Walled Courtyard and Garage
Eaves-height coped rubble walls run northwards from the east and west sides of the kitchen wing to join a single-storey structure now used as a garage. The enclosed yard between is stone flagged. The north entrance has an architraved outer face, while the south entrance is partly architraved and partly has stugged long-and-short surrounds to the outer face. Each entrance has a door check to its reveals. The retaining walls of the courtyard continue northwards at full height, with the eastern wall terminating at the northern edge of the garage and the western wall continuing a short distance past it.
The garage, possibly originally a service range and formerly taller, is built of rubble with a corrugated asbestos roof. A central entrance with stone surround and boarded timber door occupies the south elevation, with a window with stone surround to the outer right and a similar opening to the left that was originally a door. An inserted window sits to the left of that. A single window with stone architrave is set in the west elevation/courtyard wall. A large inserted garage entrance with concrete lintel occupies the east elevation. The blind north elevation has a 20th-century timber shed, open to the north, with corrugated iron roof and facing to the right.

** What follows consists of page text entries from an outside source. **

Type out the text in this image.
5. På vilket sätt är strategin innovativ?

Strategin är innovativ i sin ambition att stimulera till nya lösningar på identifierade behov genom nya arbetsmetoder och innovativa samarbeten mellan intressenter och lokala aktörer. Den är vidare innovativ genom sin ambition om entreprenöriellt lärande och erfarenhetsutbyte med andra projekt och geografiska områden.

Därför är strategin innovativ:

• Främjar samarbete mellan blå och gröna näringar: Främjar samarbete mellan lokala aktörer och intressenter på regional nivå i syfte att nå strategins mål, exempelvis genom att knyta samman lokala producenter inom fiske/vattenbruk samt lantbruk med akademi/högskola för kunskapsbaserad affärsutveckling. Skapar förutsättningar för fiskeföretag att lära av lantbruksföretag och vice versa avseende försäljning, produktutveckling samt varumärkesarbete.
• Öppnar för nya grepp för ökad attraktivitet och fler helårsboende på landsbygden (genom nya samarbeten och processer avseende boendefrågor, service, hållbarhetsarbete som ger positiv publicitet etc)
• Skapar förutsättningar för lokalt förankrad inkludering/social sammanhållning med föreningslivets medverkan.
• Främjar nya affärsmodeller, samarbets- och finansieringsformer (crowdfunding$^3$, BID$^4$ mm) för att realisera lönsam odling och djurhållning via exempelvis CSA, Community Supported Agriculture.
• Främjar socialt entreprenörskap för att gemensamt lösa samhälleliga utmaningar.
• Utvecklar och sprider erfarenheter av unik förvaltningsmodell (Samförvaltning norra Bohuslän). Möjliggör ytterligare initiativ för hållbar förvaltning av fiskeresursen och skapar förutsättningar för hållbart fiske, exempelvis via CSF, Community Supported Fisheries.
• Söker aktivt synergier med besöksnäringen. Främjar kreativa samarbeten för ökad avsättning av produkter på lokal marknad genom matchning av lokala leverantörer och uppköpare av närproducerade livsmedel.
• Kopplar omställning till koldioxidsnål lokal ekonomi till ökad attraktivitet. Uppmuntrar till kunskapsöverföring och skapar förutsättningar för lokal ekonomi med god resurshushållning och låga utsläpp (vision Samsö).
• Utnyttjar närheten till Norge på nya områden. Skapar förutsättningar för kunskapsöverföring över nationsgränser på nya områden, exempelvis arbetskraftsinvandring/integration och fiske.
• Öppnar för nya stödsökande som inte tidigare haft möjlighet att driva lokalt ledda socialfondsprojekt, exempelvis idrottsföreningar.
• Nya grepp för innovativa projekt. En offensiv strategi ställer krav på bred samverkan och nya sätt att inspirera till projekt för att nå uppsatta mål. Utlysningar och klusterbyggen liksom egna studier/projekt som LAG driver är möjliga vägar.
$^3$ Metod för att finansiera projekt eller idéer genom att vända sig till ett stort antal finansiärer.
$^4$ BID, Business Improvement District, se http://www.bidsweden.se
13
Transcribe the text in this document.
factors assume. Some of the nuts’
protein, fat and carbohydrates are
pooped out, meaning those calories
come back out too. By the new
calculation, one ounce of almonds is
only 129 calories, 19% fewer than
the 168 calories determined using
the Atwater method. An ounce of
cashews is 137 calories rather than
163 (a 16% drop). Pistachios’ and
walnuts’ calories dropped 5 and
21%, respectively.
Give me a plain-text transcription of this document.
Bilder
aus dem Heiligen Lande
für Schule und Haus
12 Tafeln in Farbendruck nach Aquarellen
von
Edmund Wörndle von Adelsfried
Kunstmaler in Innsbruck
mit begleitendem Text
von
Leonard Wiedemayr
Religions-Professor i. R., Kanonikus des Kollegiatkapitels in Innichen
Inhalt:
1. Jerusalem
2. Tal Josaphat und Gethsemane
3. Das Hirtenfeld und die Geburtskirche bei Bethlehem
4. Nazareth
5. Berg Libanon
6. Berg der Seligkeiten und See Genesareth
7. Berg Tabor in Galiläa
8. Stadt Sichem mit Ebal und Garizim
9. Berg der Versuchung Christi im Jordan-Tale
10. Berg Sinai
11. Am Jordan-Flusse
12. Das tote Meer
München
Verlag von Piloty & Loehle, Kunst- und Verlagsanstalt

An outer yard is formed to the east of the kitchen courtyard by two sections of coped rubble wall: one running eastwards from the north-east corner of the kitchen wing, and one curved in plan running at right angles to the north-east, terminating in a droved ashlar gatepost. The former section continues at right angles to the south for a short distance.
Well
Approximately 45 metres to the south-east of the house stands a well of approximately one metre diameter to the outer edge of a mid 20th-century low coped coursed stone parapet. The parapet is surmounted by a wrought-iron tripod finial.